What is head-axis attention hybridization?

It is mixing full attention and linear attention within a single transformer layer by deciding head-by-head, instead of making a whole layer one or the other. Each attention head in a layer learns a different job, and HydraHead keeps exact full attention only on the heads that are retrieval-critical — the ones that need to look up an exact earlier token — while converting the rest to cheap linear attention. A scale-normalized fusion module reconciles the two outputs so they can coexist in one layer.

Why does mixing attention per head beat per layer?

Because heads inside the same layer do different jobs, so forcing a whole layer to be all-full or all-linear is a blunt choice. Deciding per head lets the model place its few expensive full-attention heads exactly where lookups happen and make everything else linear. HydraHead reports that a lean 7:1 linear-to-full ratio chosen per head matches the quality of a coarser 3:1 ratio chosen per layer — roughly half as many expensive heads at matched quality — and posts a 69% improvement over baseline at 512K context, trained on only 15B tokens.

How is HydraHead different from sparse attention like SubQ or MiniMax MSA?

Sparse-attention methods keep one kind of attention but skip most token-to-token comparisons — SubQ bends the scaling toward linear, and MiniMax MSA attends to only a few KV blocks per query. HydraHead instead runs two different attention mechanisms side by side inside a layer: exact full attention on some heads and linear attention on the rest. The lever is the head axis — which heads are full versus linear — not which token pairs are computed, so it is closer to a per-head version of a full/linear hybrid than to block sparsity.

HydraHead fuses full and linear attention per head, not per layer — Head-axis attention hybridization

TL;DR

What is it: The news is the HydraHead paper, a hybrid-attention architecture that mixes full attention and linear attention inside a single transformer layer along the head axis — keeping exact full attention only for the heads that matter for retrieval.
Why it’s needed: Attention cost is what caps how long a context can grow, so mixing cheap linear attention with exact full attention is how long-context models stay affordable.

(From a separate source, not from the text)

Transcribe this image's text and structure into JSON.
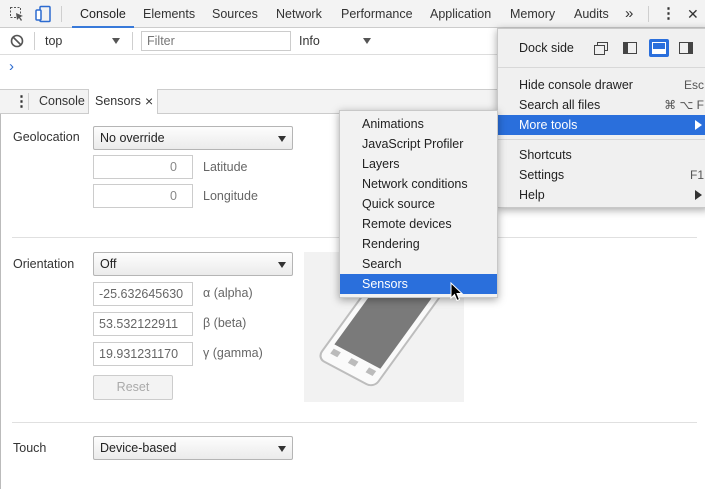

Choosing the mix per head rather than per layer is a finer dial — it lets the model spend exact attention only where a head actually needs to look something up.
vs previous: The usual hybrid decides per layer: a whole layer is full or linear, a coarse 3:1 split. HydraHead decides per head, reaching a 7:1 linear-to-full ratio that matches the 3:1 layer-wise hybrid's quality because it can keep a full head exactly where one is needed.

Jargon

Full attention: The original softmax attention: every token compares itself to every other token, so it can recall any earlier token exactly — but its cost grows with the square of the sequence length. Full explainer →
Linear attention: Attention that replaces the softmax with a fixed-size running state, so cost grows about linearly with length. Cheap and constant-memory, but lossy — it can't pull back an exact far-away token the way full attention can.
Attention head: One of the parallel lanes inside a layer, each with its own query/key/value projection. A layer runs many heads at once, and they specialize in different jobs. Full explainer →
Retrieval-critical head: A head whose job is finding an exact earlier token. Convert it to linear attention and that lookup degrades, so HydraHead uses an interpretability-driven rule to keep these heads full.
Hybrid attention (layer-wise vs head-wise): Mixing full and linear attention in one model. The knob HydraHead changes is the axis of the mix — which layers are full (the old way) versus which heads within a layer are full (the new way).
Scale-normalized fusion: The small module that reconciles full-attention and linear-attention outputs — they have different scales and distributions — so the two kinds of head can be combined cleanly inside one layer.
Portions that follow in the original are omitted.